‘A classe média no espelho’ oferece luz sobre atual período histórico
Livro do sociólogo Jessé de Souza radiografa como se formaram os estratos de classe e seus impactos na sociedade brasileira
O professor Jessé Souza é dono de um bom catálogo que, essencialmente, oferece aos leitores um novo exame dos livros de História e uma análise acurada sobre a formação de estratos de classe e seus impactos, principalmente na parcela menos favorecida da população. Com ‘A classe média no espelho: Sua história, seus sonhos e ilusões, sua realidade’, Jessé repete o êxito de obras anteriores (como ‘A elite do atraso’ e ‘A tolice da inteligência brasileira’) e constrói um rico panorama, que joga luz sob uma tema frequentemente ignorado: como se dá a formação da dita classe média (e suas subdivisões) e como tal grupo se vê refém de situações que parecem impossíveis de escapar: manipulação e controle de seus corações e mentes.

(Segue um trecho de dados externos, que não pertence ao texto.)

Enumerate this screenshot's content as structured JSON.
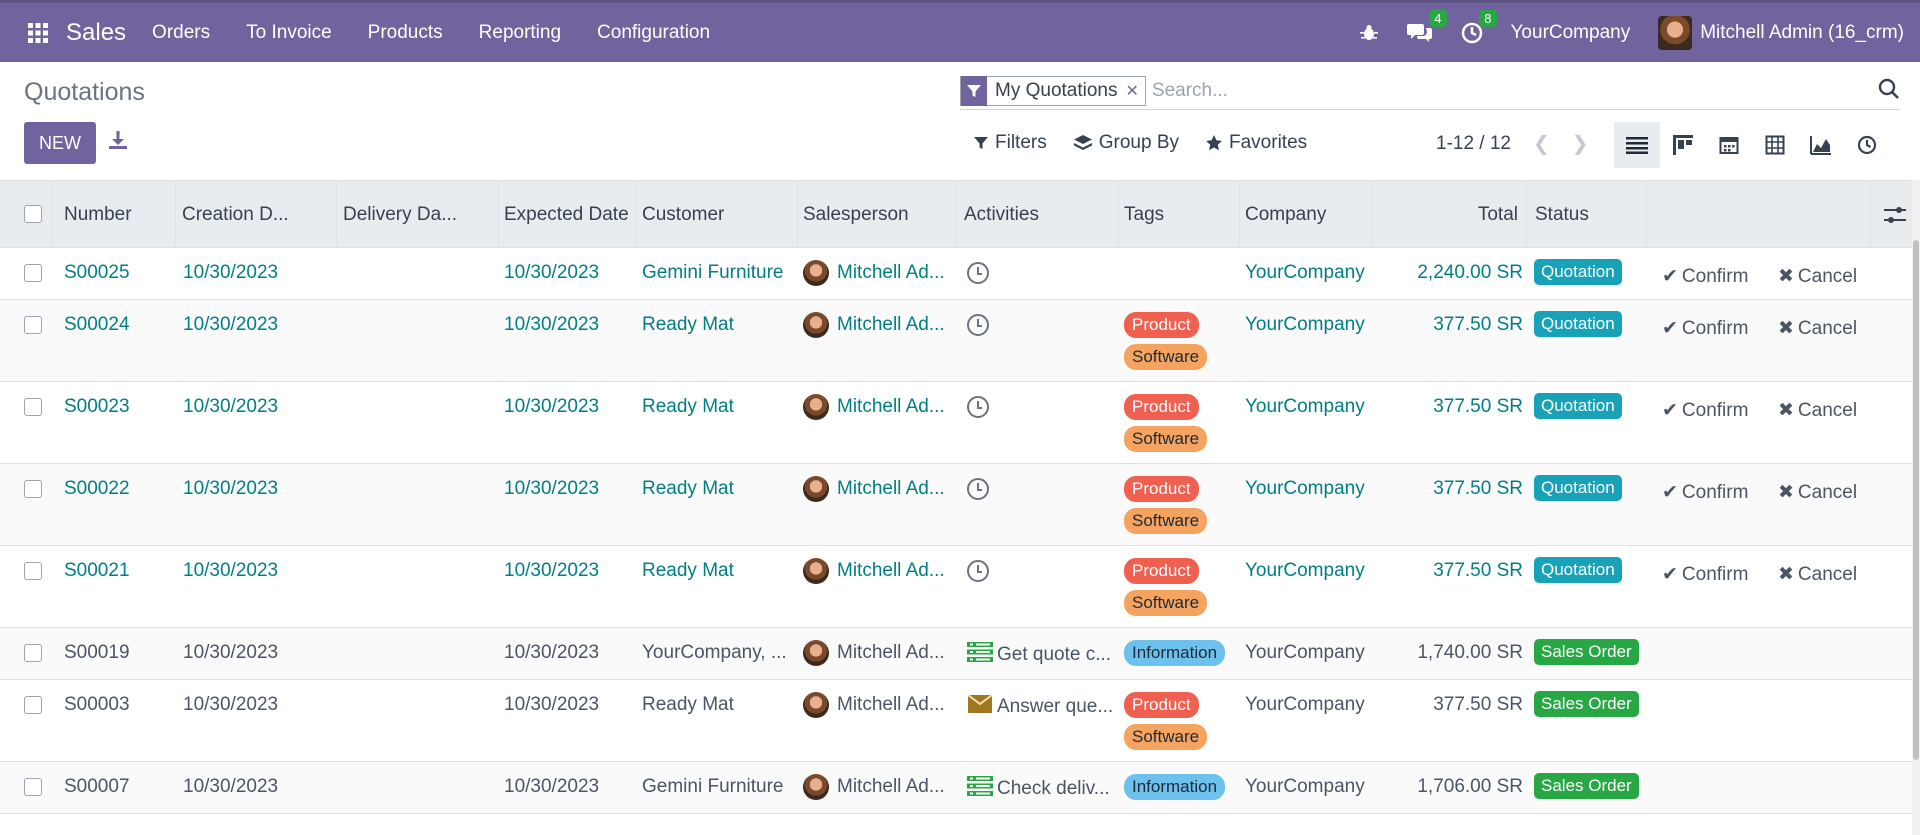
{
  "app": {
    "name": "Sales",
    "menu": [
      "Orders",
      "To Invoice",
      "Products",
      "Reporting",
      "Configuration"
    ]
  },
  "systray": {
    "messages_count": "4",
    "activities_count": "8",
    "company": "YourCompany",
    "user": "Mitchell Admin (16_crm)"
  },
  "page": {
    "title": "Quotations",
    "new_label": "NEW"
  },
  "search": {
    "facet": "My Quotations",
    "placeholder": "Search..."
  },
  "toolbar": {
    "filters": "Filters",
    "group_by": "Group By",
    "favorites": "Favorites",
    "pager": "1-12 / 12"
  },
  "colors": {
    "brand": "#71639e",
    "link": "#017e84",
    "quotation_status": "#17a2b8",
    "sales_order_status": "#28a745",
    "tag_product": "#f06050",
    "tag_software": "#f4a460",
    "tag_information": "#6cc1ed"
  },
  "table": {
    "columns": [
      "Number",
      "Creation D...",
      "Delivery Da...",
      "Expected Date",
      "Customer",
      "Salesperson",
      "Activities",
      "Tags",
      "Company",
      "Total",
      "Status"
    ],
    "confirm_label": "Confirm",
    "cancel_label": "Cancel",
    "rows": [
      {
        "number": "S00025",
        "created": "10/30/2023",
        "expected": "10/30/2023",
        "customer": "Gemini Furniture",
        "salesperson": "Mitchell Ad...",
        "activity": "",
        "tags": [],
        "company": "YourCompany",
        "total": "2,240.00 SR",
        "status": "Quotation"
      },
      {
        "number": "S00024",
        "created": "10/30/2023",
        "expected": "10/30/2023",
        "customer": "Ready Mat",
        "salesperson": "Mitchell Ad...",
        "activity": "",
        "tags": [
          "Product",
          "Software"
        ],
        "company": "YourCompany",
        "total": "377.50 SR",
        "status": "Quotation"
      },
      {
        "number": "S00023",
        "created": "10/30/2023",
        "expected": "10/30/2023",
        "customer": "Ready Mat",
        "salesperson": "Mitchell Ad...",
        "activity": "",
        "tags": [
          "Product",
          "Software"
        ],
        "company": "YourCompany",
        "total": "377.50 SR",
        "status": "Quotation"
      },
      {
        "number": "S00022",
        "created": "10/30/2023",
        "expected": "10/30/2023",
        "customer": "Ready Mat",
        "salesperson": "Mitchell Ad...",
        "activity": "",
        "tags": [
          "Product",
          "Software"
        ],
        "company": "YourCompany",
        "total": "377.50 SR",
        "status": "Quotation"
      },
      {
        "number": "S00021",
        "created": "10/30/2023",
        "expected": "10/30/2023",
        "customer": "Ready Mat",
        "salesperson": "Mitchell Ad...",
        "activity": "",
        "tags": [
          "Product",
          "Software"
        ],
        "company": "YourCompany",
        "total": "377.50 SR",
        "status": "Quotation"
      },
      {
        "number": "S00019",
        "created": "10/30/2023",
        "expected": "10/30/2023",
        "customer": "YourCompany, ...",
        "salesperson": "Mitchell Ad...",
        "activity": "Get quote c...",
        "activity_icon": "todo-list-icon",
        "tags": [
          "Information"
        ],
        "company": "YourCompany",
        "total": "1,740.00 SR",
        "status": "Sales Order"
      },
      {
        "number": "S00003",
        "created": "10/30/2023",
        "expected": "10/30/2023",
        "customer": "Ready Mat",
        "salesperson": "Mitchell Ad...",
        "activity": "Answer que...",
        "activity_icon": "envelope-icon",
        "tags": [
          "Product",
          "Software"
        ],
        "company": "YourCompany",
        "total": "377.50 SR",
        "status": "Sales Order"
      },
      {
        "number": "S00007",
        "created": "10/30/2023",
        "expected": "10/30/2023",
        "customer": "Gemini Furniture",
        "salesperson": "Mitchell Ad...",
        "activity": "Check deliv...",
        "activity_icon": "todo-list-icon",
        "tags": [
          "Information"
        ],
        "company": "YourCompany",
        "total": "1,706.00 SR",
        "status": "Sales Order"
      }
    ]
  }
}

Para o sociólogo, a causa das desigualdades sentidas especialmente pelos mais pobres se enreda em diversas vertentes, com um aspecto em comum que se espalha largamente: o sequestro da inteligência através de um intricado jogo de poder. Em muitas das passagens cruas e contundentes da obra, o autor explica os porquês de personagens da classe média se enxergarem ao lado dos representantes das elites. A leitura é bastante didática e não requer conhecimento prévio sobre fundamentos e conceitos da sociologia, o que poderia jogar contra e fazê-la presa em si mesma. Outra escolha acertada é dividir o livro em sessões, há espaço para a explanação dos conhecimentos teóricos de Jessé que soam repetitivos para familiarizados com seu trabalho (mas tal aporte é necessário), o desenvolvimento e a cereja do bolo: entrevistas com personagens que compõem as variações e fragmentações de classe.
Nos depoimentos, há valiosas lições e reflexões com múltiplos personagens e situações que nos são familiares, como a do engenheiro que foi demitido e se tornou motorista de aplicativo para se sustentar e a visão mercantilizada de certos grupos que acreditam ser vanguarda social quando estão mais presos do que nunca em outra forma de servidão ao mercado. Algumas das falas não poupam os leitores, caso da trajetória de um banqueiro que explica com frieza e desdém o processo de lucro de seus clientes e as bases que, segundo ele, formam a cadeia de desigualdades fomentadas por esses grupos e a imposição de sua agenda nas variadas esferas de poder. Após as entrevistas, Jessé faz breve análise sobre seus personagens de forma ainda mais assertiva.
O senso crítico surge como contraponto essencial ao comportamento que tem se tornado frequente nas redes sociais — a falta dele e suas consequências, portanto, é combustível para que os cidadãos se sintam amortecidos e incapazes de reagir contra o que Jessé chama de maior assalto já realizado no país: o roubo da nossa inteligência. ‘A classe média no espelho‘ talvez atinja apenas uma parte de seu objeto de estudo, mas é fundamental para saber como estamos e, principalmente, para onde vamos caso as desigualdades se aprofundem.